How does the gnome shell know which icon/entry to use in the dash for wayland apps started from the commandline?
It it still the WM_CLASS X property? How to set this for Wayland apps?
Is it using .desktop files? If so, what is the key to the find the correct one?
the concrete hickup i have is that i start my self compiled emacs (using pgtk) emacs in daemon mode as an autostart program with ‘–daemon --name=emacs-pgtkj’.
I also created a ~/.local/share/applications/desktop file with a call to emacsclient so that the background emacs is used. This desktop file contains the name of my own emacs-pgtk.svg file as an icon and StartupWMClass ‘emacs-pgtk’.
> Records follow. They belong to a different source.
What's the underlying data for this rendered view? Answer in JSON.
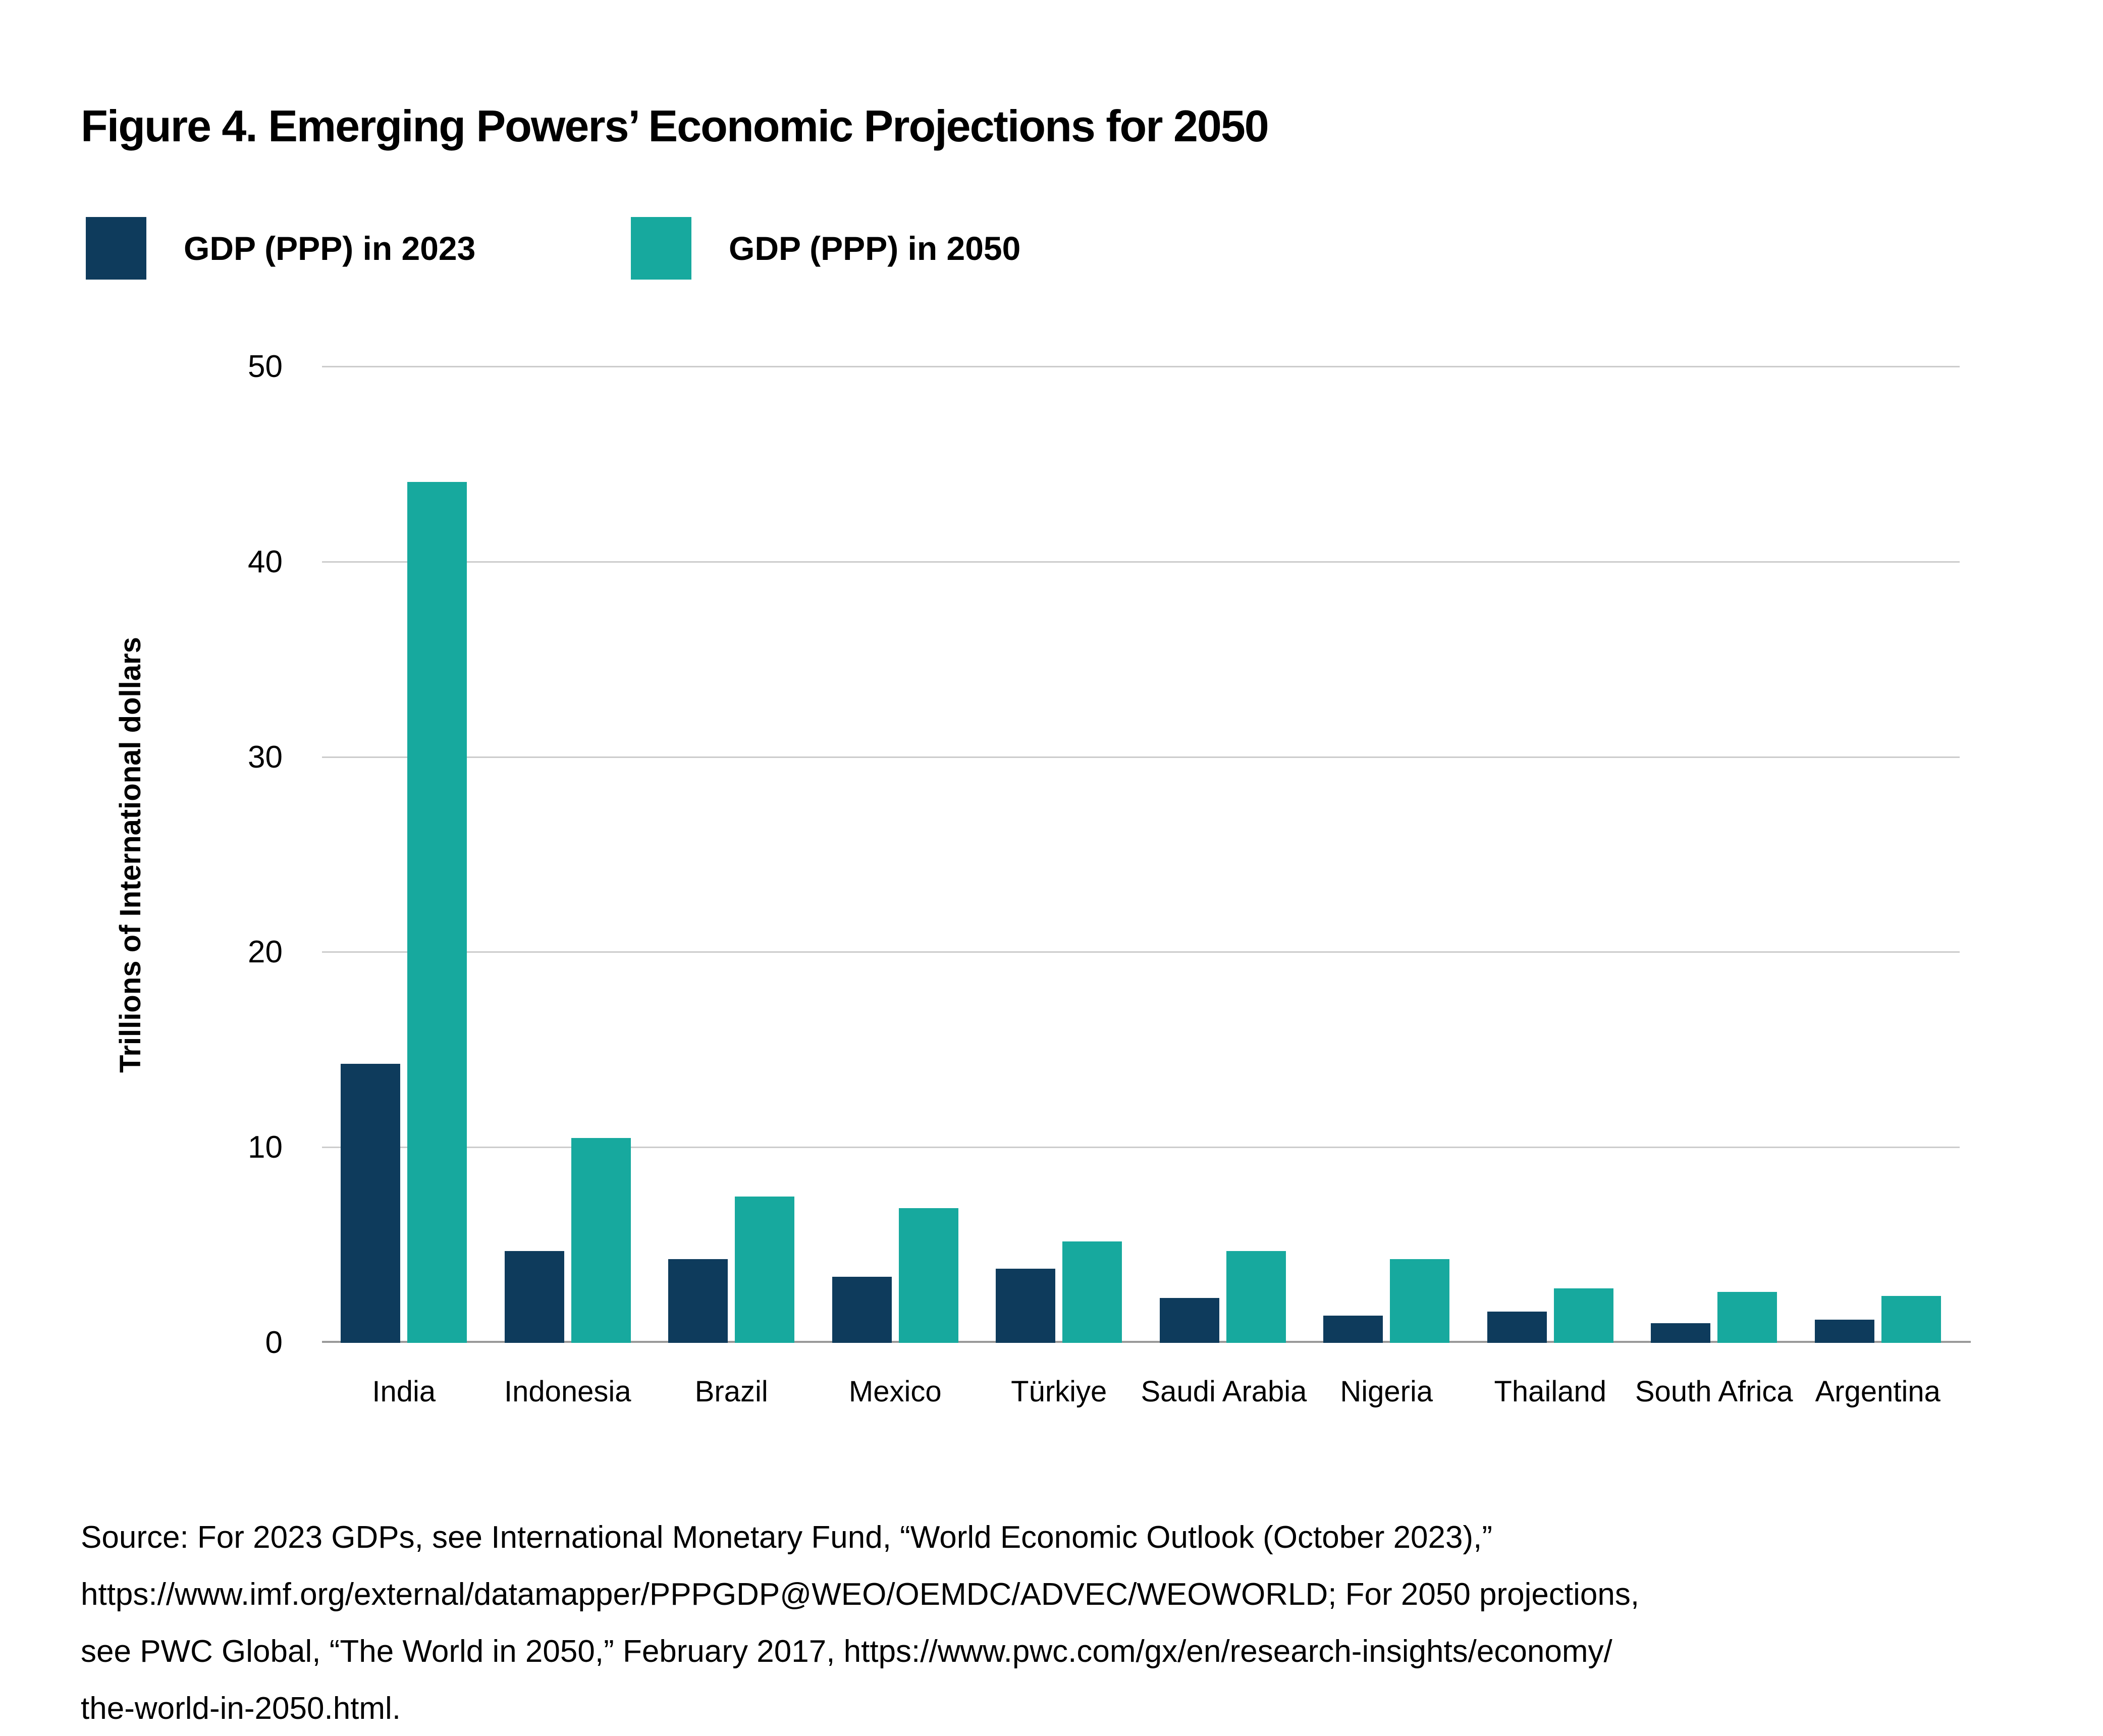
{
  "figure": {
    "title": "Figure 4. Emerging Powers’ Economic Projections for 2050"
  },
  "legend": {
    "items": [
      {
        "label": "GDP (PPP) in 2023",
        "color": "#0e3b5c"
      },
      {
        "label": "GDP (PPP) in 2050",
        "color": "#17a99e"
      }
    ]
  },
  "chart_data": {
    "type": "bar",
    "categories": [
      "India",
      "Indonesia",
      "Brazil",
      "Mexico",
      "Türkiye",
      "Saudi Arabia",
      "Nigeria",
      "Thailand",
      "South Africa",
      "Argentina"
    ],
    "series": [
      {
        "name": "GDP (PPP) in 2023",
        "color": "#0e3b5c",
        "values": [
          14.3,
          4.7,
          4.3,
          3.4,
          3.8,
          2.3,
          1.4,
          1.6,
          1.0,
          1.2
        ]
      },
      {
        "name": "GDP (PPP) in 2050",
        "color": "#17a99e",
        "values": [
          44.1,
          10.5,
          7.5,
          6.9,
          5.2,
          4.7,
          4.3,
          2.8,
          2.6,
          2.4
        ]
      }
    ],
    "title": "Figure 4. Emerging Powers’ Economic Projections for 2050",
    "xlabel": "",
    "ylabel": "Trillions of International dollars",
    "ylim": [
      0,
      50
    ],
    "yticks": [
      0,
      10,
      20,
      30,
      40,
      50
    ],
    "grid": true,
    "legend_position": "top-left"
  },
  "source": {
    "lines": [
      "Source: For 2023 GDPs, see International Monetary Fund, “World Economic Outlook (October 2023),”",
      "https://www.imf.org/external/datamapper/PPPGDP@WEO/OEMDC/ADVEC/WEOWORLD; For 2050 projections,",
      "see PWC Global, “The World in 2050,” February 2017, https://www.pwc.com/gx/en/research-insights/economy/",
      "the-world-in-2050.html."
    ]
  },
  "colors": {
    "gridline": "#cccccc",
    "baseline": "#999999",
    "text": "#000000"
  }
}
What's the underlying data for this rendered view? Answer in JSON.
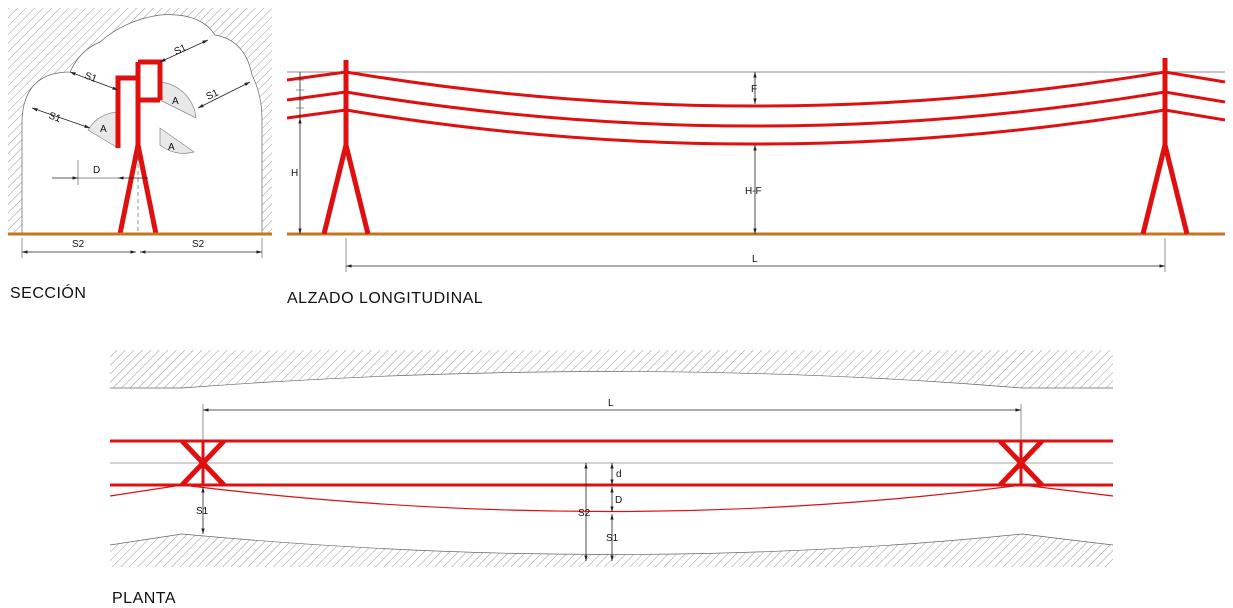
{
  "views": {
    "seccion": {
      "title": "SECCIÓN",
      "labels": {
        "s1_a": "S1",
        "s1_b": "S1",
        "s1_c": "S1",
        "s1_d": "S1",
        "a_1": "A",
        "a_2": "A",
        "a_3": "A",
        "d": "D",
        "s2_left": "S2",
        "s2_right": "S2"
      }
    },
    "alzado": {
      "title": "ALZADO LONGITUDINAL",
      "labels": {
        "f": "F",
        "h": "H",
        "hf": "H-F",
        "l": "L"
      }
    },
    "planta": {
      "title": "PLANTA",
      "labels": {
        "l": "L",
        "d_small": "d",
        "d_big": "D",
        "s1_left": "S1",
        "s1_right": "S1",
        "s2": "S2"
      }
    }
  },
  "colors": {
    "conductor": "#e01010",
    "ground": "#c8731e",
    "hatch": "#9a9a9a"
  }
}
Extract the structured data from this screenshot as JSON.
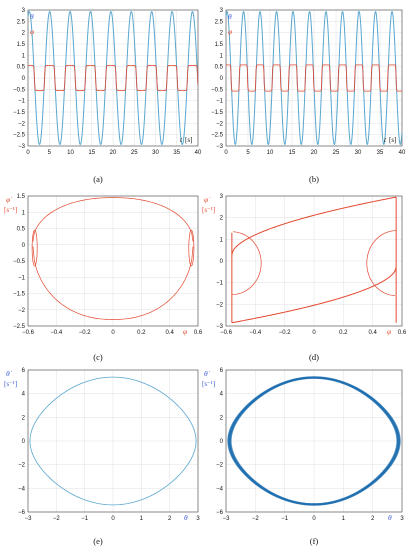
{
  "colors": {
    "theta": "#5aa7cf",
    "theta_dark": "#1f6fb0",
    "phi": "#e4482f",
    "axis": "#444444",
    "grid": "#d8d8d8"
  },
  "captions": {
    "a": "(a)",
    "b": "(b)",
    "c": "(c)",
    "d": "(d)",
    "e": "(e)",
    "f": "(f)"
  },
  "chart_data": [
    {
      "panel": "a",
      "type": "line",
      "xlabel": "t",
      "xunit": "[s]",
      "ylabel_series": [
        "θ",
        "φ"
      ],
      "xlim": [
        0,
        40
      ],
      "ylim": [
        -3,
        3
      ],
      "xticks": [
        0,
        5,
        10,
        15,
        20,
        25,
        30,
        35,
        40
      ],
      "yticks": [
        -3,
        -2.5,
        -2,
        -1.5,
        -1,
        -0.5,
        0,
        0.5,
        1,
        1.5,
        2,
        2.5,
        3
      ],
      "series": [
        {
          "name": "θ",
          "amplitude": 2.93,
          "period_s": 4.8
        },
        {
          "name": "φ",
          "amplitude": 0.55,
          "period_s": 4.8,
          "shape": "square"
        }
      ]
    },
    {
      "panel": "b",
      "type": "line",
      "xlabel": "t",
      "xunit": "[s]",
      "ylabel_series": [
        "θ",
        "φ"
      ],
      "xlim": [
        0,
        40
      ],
      "ylim": [
        -3,
        3
      ],
      "xticks": [
        0,
        5,
        10,
        15,
        20,
        25,
        30,
        35,
        40
      ],
      "yticks": [
        -3,
        -2.5,
        -2,
        -1.5,
        -1,
        -0.5,
        0,
        0.5,
        1,
        1.5,
        2,
        2.5,
        3
      ],
      "series": [
        {
          "name": "θ",
          "amplitude": 2.93,
          "period_s": 3.75
        },
        {
          "name": "φ",
          "amplitude": 0.58,
          "period_s": 3.75,
          "shape": "square-with-spikes"
        }
      ]
    },
    {
      "panel": "c",
      "type": "line",
      "xlabel": "φ",
      "ylabel": "φ̇",
      "yunit": "[s⁻¹]",
      "xlim": [
        -0.6,
        0.6
      ],
      "ylim": [
        -2.5,
        1.5
      ],
      "xticks": [
        -0.6,
        -0.4,
        -0.2,
        0,
        0.2,
        0.4,
        0.6
      ],
      "yticks": [
        -2.5,
        -2,
        -1.5,
        -1,
        -0.5,
        0,
        0.5,
        1,
        1.5
      ],
      "series": [
        {
          "name": "phase",
          "upper_peak": 1.45,
          "lower_peak": -2.3,
          "x_extent": 0.565
        }
      ]
    },
    {
      "panel": "d",
      "type": "line",
      "xlabel": "φ",
      "ylabel": "φ̇",
      "yunit": "[s⁻¹]",
      "xlim": [
        -0.6,
        0.6
      ],
      "ylim": [
        -3,
        3
      ],
      "xticks": [
        -0.6,
        -0.4,
        -0.2,
        0,
        0.2,
        0.4,
        0.6
      ],
      "yticks": [
        -3,
        -2,
        -1,
        0,
        1,
        2,
        3
      ],
      "series": [
        {
          "name": "phase",
          "upper_end": 2.95,
          "lower_start": -2.85
        }
      ]
    },
    {
      "panel": "e",
      "type": "line",
      "xlabel": "θ",
      "ylabel": "θ̇",
      "yunit": "[s⁻¹]",
      "xlim": [
        -3,
        3
      ],
      "ylim": [
        -6,
        6
      ],
      "xticks": [
        -3,
        -2,
        -1,
        0,
        1,
        2,
        3
      ],
      "yticks": [
        -6,
        -4,
        -2,
        0,
        2,
        4,
        6
      ],
      "series": [
        {
          "name": "phase",
          "theta_max": 2.93,
          "thetadot_max": 5.4
        }
      ]
    },
    {
      "panel": "f",
      "type": "line",
      "xlabel": "θ",
      "ylabel": "θ̇",
      "yunit": "[s⁻¹]",
      "xlim": [
        -3,
        3
      ],
      "ylim": [
        -6,
        6
      ],
      "xticks": [
        -3,
        -2,
        -1,
        0,
        1,
        2,
        3
      ],
      "yticks": [
        -6,
        -4,
        -2,
        0,
        2,
        4,
        6
      ],
      "series": [
        {
          "name": "phase",
          "theta_max": 2.93,
          "thetadot_max": 5.4
        }
      ]
    }
  ]
}
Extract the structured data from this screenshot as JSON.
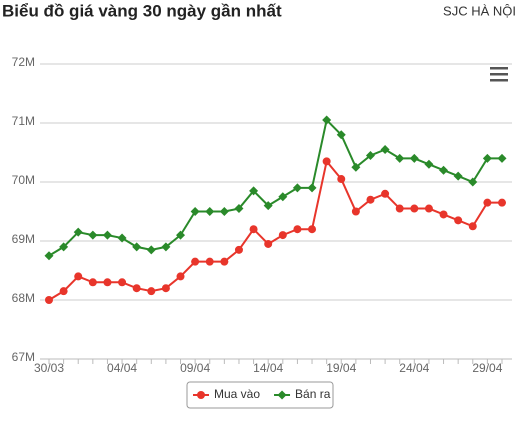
{
  "chart_data": {
    "type": "line",
    "title": "Biểu đồ giá vàng 30 ngày gần nhất",
    "subtitle": "SJC HÀ NỘI",
    "categories": [
      "30/03",
      null,
      null,
      null,
      null,
      "04/04",
      null,
      null,
      null,
      null,
      "09/04",
      null,
      null,
      null,
      null,
      "14/04",
      null,
      null,
      null,
      null,
      "19/04",
      null,
      null,
      null,
      null,
      "24/04",
      null,
      null,
      null,
      null,
      "29/04",
      null
    ],
    "series": [
      {
        "name": "Mua vào",
        "color": "#e8352b",
        "marker": "circle",
        "values": [
          68.0,
          68.15,
          68.4,
          68.3,
          68.3,
          68.3,
          68.2,
          68.15,
          68.2,
          68.4,
          68.65,
          68.65,
          68.65,
          68.85,
          69.2,
          68.95,
          69.1,
          69.2,
          69.2,
          70.35,
          70.05,
          69.5,
          69.7,
          69.8,
          69.55,
          69.55,
          69.55,
          69.45,
          69.35,
          69.25,
          69.65,
          69.65
        ]
      },
      {
        "name": "Bán ra",
        "color": "#2a8a2a",
        "marker": "diamond",
        "values": [
          68.75,
          68.9,
          69.15,
          69.1,
          69.1,
          69.05,
          68.9,
          68.85,
          68.9,
          69.1,
          69.5,
          69.5,
          69.5,
          69.55,
          69.85,
          69.6,
          69.75,
          69.9,
          69.9,
          71.05,
          70.8,
          70.25,
          70.45,
          70.55,
          70.4,
          70.4,
          70.3,
          70.2,
          70.1,
          70.0,
          70.4,
          70.4
        ]
      }
    ],
    "ylim": [
      67,
      72
    ],
    "yticks": [
      {
        "value": 67,
        "label": "67M"
      },
      {
        "value": 68,
        "label": "68M"
      },
      {
        "value": 69,
        "label": "69M"
      },
      {
        "value": 70,
        "label": "70M"
      },
      {
        "value": 71,
        "label": "71M"
      },
      {
        "value": 72,
        "label": "72M"
      }
    ],
    "grid": true,
    "legend": "bottom"
  }
}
I would expect that all new windows (frames) opened by emacslciient appear with the emacs-pgtk file as their icon.
But, whenever i click on the dash entry for this emacsclient program, the stock emacs icon is used.
I also tested it with a call to my pgtk emacs in the ~/.local/share/applications/emacs.desktop file, not using emacsclient and then it works. the emacs-pgtk icon is used in the dash.
Wayland has no window icons, so the shell has to match the window to a .desktop file. StartupWMClass= works, but what it matches on is the Wayland XDG Shell app_id. You can see that in the Windows tab in Looking Glass (Alt+F2 → lg) as wmclass. Normally, you would name the .desktop file to match the app ID, which does the same thing.
That was the missing piece of information. Since emacs does not call g_set_prgname it uses the executable name to match against .desktop files.
Simply linking the emacs executable to emacspgtk and defining a emacspgtk.desktop file did the trick.